One of life’s greatest pleasures is gambling your money on a writer you’ve never read and having it pay off. Browsing one of my favorite local bookstores, I was drawn to Mister Magic by Kiersten White by the bold, pink cover. Central to the cover is a TV showing a test pattern with a liquid black substance, like blood but not, running down from it. You’re not supposed to judge a book by its cover; but this cover was badass.
I was drawn to the summary of the story because it’s such a fresh idea. I don’t think I’ve read or even heard of another horror story that centered around a TV show. As something so ubiquitous in our lives, once I thought about it, it seemed like a huge gap in the genre. So I placed my wager and away I went.
I can definitely recommend this story. If you want more details, continue reading for my review. But be warned…
Val has been in hiding her entire life, rescued or kidnapped by her dad, she’s not entirely sure. Having accepted it long ago, she’s grown up on a horse farm and riding camp in Idaho. Now an adult, she has to confront what comes next when her dad dies. She’s ready to do just that when, at her dad’s funeral, three men show up who recognize her, who came just to find her, because she and they, along with one other woman and Val’s presumed dead sister, were known as the Circle of Friends as children on the TV show Mister Magic.
The prologue (?) grabbed me immediately. Addressed directly to the reader in second person, it reminisces about the titular TV show Mister Magic. But it does so with one of the best opening lines to a novel I’ve read in a while:
“Your favorite childhood television program feels like a fever dream.”
The story immediately sets up Mister Magic as something that evokes positive feelings of nostalgia but also feels dangerous.

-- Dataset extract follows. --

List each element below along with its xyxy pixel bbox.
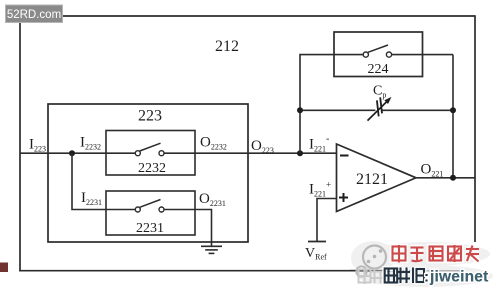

The prologue also sets up the character of Mister Magic as the absent center of the story. While studying Dracula in college, most of the classroom discussion revolved around the concept of the absent center, the character or event that, while not often (or ever) present in the narrative, nonetheless shapes the story around them or it. Though eventually Dracula rejoins the story, for most of its middle, he’s affecting the characters and narrative from offpage.
As the absent center, Mister Magic serves as a kind of macguffin. As the characters come together and try to piece together a cogent and logical narrative of the show and how it ended and, most importantly, why Val can’t remember anything, why Val’s dad took her away, and what happened to Kitty, Val’s sister, they determine to find their answers through a supposed podcast about the show. Each step they take toward solving any of these mysteries seems to lead them further down a rabbit hole and into darkness.
That’s what worked for me about this story. The story focuses on Val, but as a story about religious trauma, each of the four other Friends gets great character development for the ways that they’ve survived and coped. The story has such a wide scope from Val as the main character, to her four supporting characters, but also by side characters. There are big, splashy reveals, but also details that White leaves up to the reader to put together. My favorite is the realization of why Jenny’s mom attacks Val at the gala. It’s never blatantly stated; it’s a dot that’s connected later in the story. That kind of pacing and story and character development are what make this a great story.
There is one thing that didn’t work for me, a loose end. Maybe it will be something that I understand better if I ever reread the novel. At about the two thirds point of the story, after Val left the horse farm in the third chapter (confusingly titled “Buckle My Shoe”), Val finds out that Gloria, the woman who owns and runs the farm, who took Val and her dad in when Val was a child, has been trying to get in touch with Val, frantically warning her not to trust anyone. It’s supposed to make Val (and the reader) question the validity of the facts of the narrative so far. But for me, it only serves as a temporary distraction and red herring.
There’s so many stories out there to read, I honestly can’t remember the last time I reread anything. But I think that, in a year or two, I’m going to come back and reread this one. There’s the argument that you can’t enjoy books like Mister Magic or movies like The Usual Suspects once you know the whole story and all the twists. But I think that you can enjoy them in a new way, by understanding the depth and nuance behind each line.